To maintain performance across varying prompt sizes, converters offer options to generate different variations of functions with different enumerations of well-defined shapes. These shapes are usually based on common use-case prompt sizes. To see an instance of such APIs, look at Flexible Input Shapes from Apple’s coremltools.
In this case, I was able to re-use most of the converter code from ai-edge-torch that adds signatures for different prefill lengths & the decode (1) into the same Program; I just had to implement some code specific to the Mamba mask and cache for IO:
prefill_mamba_cache = None
decode_mamba_cache = None
prefill_mamba_masks = None
decode_mamba_mask = None
if pytorch_model.has_mamba_blocks():
prefill_mamba_cache = mamba_utils.MambaCache.from_model_config(config)
decode_mamba_cache = mamba_utils.MambaCache.from_model_config(
config, batch_size=export_config.decode_batch_size
)
prefill_mamba_masks = _build_mamba_mask(prefill_seq_lens)
decode_mamba_mask = _build_mamba_mask(1)
def _maybe_add_mamba_to_kwargs(sample_kwargs: Dict, is_prefill: bool = False):
cache = prefill_mamba_cache if is_prefill else decode_mamba_cache
if cache is not None:
sample_kwargs[’mamba_cache’] = cacheNote that the default conversion in ai-edge-torch uses dynamic 8-bit quantization.

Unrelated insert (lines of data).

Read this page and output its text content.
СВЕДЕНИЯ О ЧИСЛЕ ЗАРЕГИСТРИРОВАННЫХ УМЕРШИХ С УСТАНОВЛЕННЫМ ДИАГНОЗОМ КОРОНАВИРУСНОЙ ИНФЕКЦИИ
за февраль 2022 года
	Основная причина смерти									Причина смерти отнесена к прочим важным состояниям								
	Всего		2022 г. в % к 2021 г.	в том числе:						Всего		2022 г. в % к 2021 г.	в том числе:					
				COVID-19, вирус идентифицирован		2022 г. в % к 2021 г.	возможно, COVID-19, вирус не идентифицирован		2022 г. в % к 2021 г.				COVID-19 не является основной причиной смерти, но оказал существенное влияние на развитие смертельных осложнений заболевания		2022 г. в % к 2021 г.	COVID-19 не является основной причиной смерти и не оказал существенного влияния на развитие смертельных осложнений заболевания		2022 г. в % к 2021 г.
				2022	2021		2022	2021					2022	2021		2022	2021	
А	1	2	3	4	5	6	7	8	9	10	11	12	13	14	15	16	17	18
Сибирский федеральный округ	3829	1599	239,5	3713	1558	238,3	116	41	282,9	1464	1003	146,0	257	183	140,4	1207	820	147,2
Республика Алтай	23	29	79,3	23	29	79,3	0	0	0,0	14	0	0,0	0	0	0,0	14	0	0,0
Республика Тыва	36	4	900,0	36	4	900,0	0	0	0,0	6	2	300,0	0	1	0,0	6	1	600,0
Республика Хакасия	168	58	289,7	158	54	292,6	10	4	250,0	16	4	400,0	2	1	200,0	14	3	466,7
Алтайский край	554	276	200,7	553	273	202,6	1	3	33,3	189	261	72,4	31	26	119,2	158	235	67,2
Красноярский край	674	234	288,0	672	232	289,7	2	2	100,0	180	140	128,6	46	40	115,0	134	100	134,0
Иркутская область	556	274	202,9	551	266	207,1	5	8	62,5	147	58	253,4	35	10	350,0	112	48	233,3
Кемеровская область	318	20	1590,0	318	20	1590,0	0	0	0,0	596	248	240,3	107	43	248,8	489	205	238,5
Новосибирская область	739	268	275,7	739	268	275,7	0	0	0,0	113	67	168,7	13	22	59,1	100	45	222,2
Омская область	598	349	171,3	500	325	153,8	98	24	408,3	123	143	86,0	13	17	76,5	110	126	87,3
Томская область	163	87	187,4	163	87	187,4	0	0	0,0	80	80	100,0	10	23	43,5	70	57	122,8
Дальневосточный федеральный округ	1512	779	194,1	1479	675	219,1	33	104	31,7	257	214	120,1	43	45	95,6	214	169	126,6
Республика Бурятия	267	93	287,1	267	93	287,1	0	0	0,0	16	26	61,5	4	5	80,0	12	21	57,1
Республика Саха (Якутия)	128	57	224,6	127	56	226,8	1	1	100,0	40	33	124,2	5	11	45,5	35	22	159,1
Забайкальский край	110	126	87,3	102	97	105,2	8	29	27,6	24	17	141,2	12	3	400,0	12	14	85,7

I kept it as-is since it didn’t seem to cause much of an (anecdotal) degradation in the model output!
3) Running the model!
Finally, I was ready to run the model on my M1 Pro Macbook. By default, LiteRT uses XNNPack delegate with CPU and I was fine with that.
The dense (non-Mamba) version:
INFO: Created TensorFlow Lite XNNPACK delegate for CPU.
Running prefill
Running decode
New York City is a global hub for culture, art, and entertainment. It’s home to iconic landmarks such as the Statue of Liberty, the Empire State Building, and the Broadway theater. The city also offers a rich history, diverse food scene, and a vibrant nightlife.
Metrics:
Time to First Token (TTFT): 56.35 ms
Average Time Between Tokens (TBT): 28.62 msThe hybrid version with MambaV2 (naively 10% faster TBT, but more terse):
INFO: Created TensorFlow Lite XNNPACK delegate for CPU.
Running prefill
Running decode
(b) The best place to visit in New York is the Statue of Liberty.
Metrics:
Time to First Token (TTFT): 36.81 ms
Average Time Between Tokens (TBT): 25.72 msFor an understanding of what happens lower down the stack for last-mile compilation & running, I recommend the executorch documentation which outlines graph capture, compiler passes, and hardware-specific delegation.
All the code for this experiment is here.
4) Parting thoughts…
There are some things I would have done as follow-ups if I was seriously shiping this to production, such as… Run the model with DSP/NPU/etc to check performance across accelerators, Write tests to check quality of converted model vs the re-authored Pytorch code, try out different compression schemes (and maybe even compressing the KV cache), etc.
Most edge inference frameworks make the implementation/documentation of Python-based test harness for their model artifacts an after-thought, but I don’t think thats right. Model authors (especially people from the research/optimization world) aren’t experts in C++ or building native code. My code to run the tflite artifacts was taken from this deepseek notebook.
I really like how ai-edge-torch provides great building blocks with just the right amount of abstraction to “assemble” different types of transformers with good huggingface integration. To add a novel concept (Mamba), I didn’t need to dig too much into multiple layers of abstraction. The actual lower-level infra (LiteRT) is ofcourse awesome (and I have worked on it in a past life :-) ), but these kinds of exporting frameworks will be valuable for power-users.